WEEKEND PICKS: PRAY FOR RAIN
10.24.08
What to watch for in this weekend’s biggest matchups. Home team in ALL CAPS.
DRUGS over Isiah Thomas? — Holy crap. More on this Monday.
(8) Texas Tech over (23) KANSAS — Or not. Hell, I don’t know. Punter’s been doing the picks the last couple weeks, and I like the way he actually knows stuff about college football. I should really just get a Labrador retriever to make the picks.
(1) TEXAS over (6) Oklahoma State –Given the way NCAA football has gone the last two years, now would be a good time for Texas to implode at home. But the Cowboys are still reeling from all of T. Boone Pickens’ donations evaporating in the mortgage crisis.
(13) LSU over (7) Georgia — Because why should anything in the SEC be easy?
Bolt Bus over CHINATOWN BUS — Wi-Fi and drivers that speak English. Now if only I could afford the train…
STEELERS over Giants — Santonio Holmes will be sitting the game out, but it’s not like he’s been doing much anyway.
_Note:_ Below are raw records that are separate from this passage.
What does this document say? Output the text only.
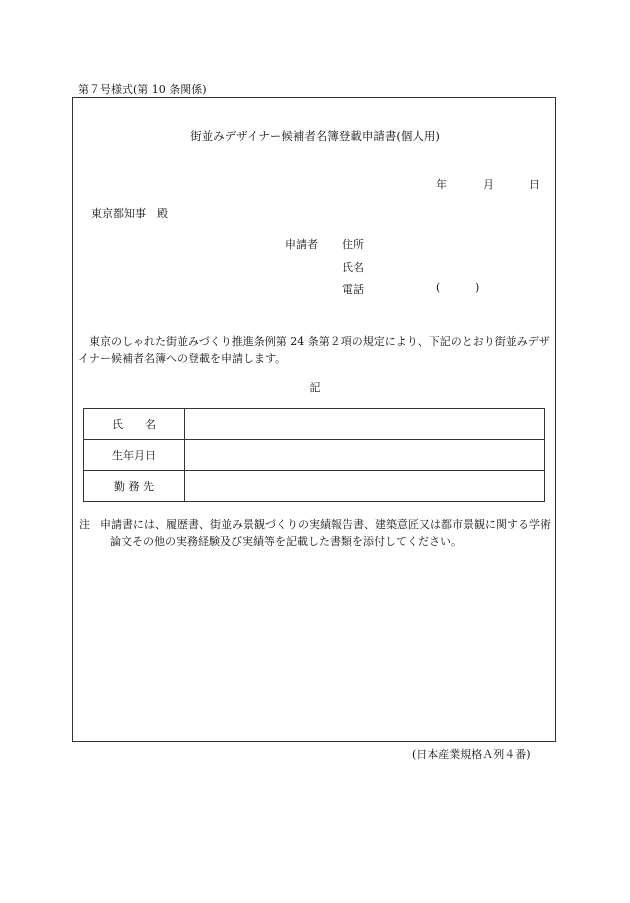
第７号様式(第 10 条関係)
街並みデザイナー候補者名簿登載申請書(個人用)
年	月	日
東京都知事　殿
申請者 住所
氏名
電話	(	)
東京のしゃれた街並みづくり推進条例第 24 条第２項の規定により、下記のとおり街並みデザイナー候補者名簿への登載を申請します。
記
氏　　名	
生年月日	
勤 務 先	
注 申請書には、履歴書、街並み景観づくりの実績報告書、建築意匠又は都市景観に関する学術論文その他の実務経験及び実績等を記載した書類を添付してください。
(日本産業規格Ａ列４番)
Offensive line or not, I still trust Roethlisberger more than Eli.
PATRIOTS over Rams — St. Louis has put together two straight unlikely wins over strong teams. Can they do it again? Um, no.
Rain over WORLD SERIES — Game 3 won’t be until Sunday night, and changing over to a football game won’t be an option. Sweet.
That’s all for this week. Have a safe and safe-sex filled weekend, and I’ll see you Monday. Not literally, though. I’m a total recluse.

“Game 3 won’t be until Sunday night, and changing over to a football game won’t be an option. Sweet.”
Aw, crap. I forgot about that. Is there any Pan-Asian badminton contest I could watch instead? Does ESPNU have the Big Ten squash tournament?
No, Otto Man, that is what the Big Ten Network is for.
/Eli Manning is a retard
Arizona over USC. Mark Sanchez limps back to the bus with a red and blue boot shoved firmly up his ass and Keola Antolin has 300+ yards.
Jeez, if he wanted to go to sleep, all Isiah had to do was watch a fucking Knicks game…
///going to hell
Son of Huggy over GOD’S LINEBACKER
Please, please, please, please.
/sells dale and thomas popocorn stocks.
“Mark Sanchez limps back to the bus with a red and blue boot shoved firmly up his ass”
Oh, if wishing made it so.
“Mark Sanchez limps back to the bus with a red and blue boot shoved firmly up his ass”
Will he still be able to rape in that condition? Go Arizona (i.e., any USC opponent).
The last time a black guy OD’d happened because he’d heard they had free kool-aid at some place called jonstown.
Doesn’t Isaiah know that you have to give the sleeping pills to the victims to date rape them?
T.O: You’ve got, like, 29 reasons to live!
Isiah: 29?
T.O: Yeah – the 29 teams you haven’t completely fucked up yet.
Fuck the Pac-10 referees. They handed USC that game on a Goddamn silver platter. That was bullshit.
PENN STATE OVER OSU
Please keep picking against UGA. You cursed us when you picked us to beat Alabama.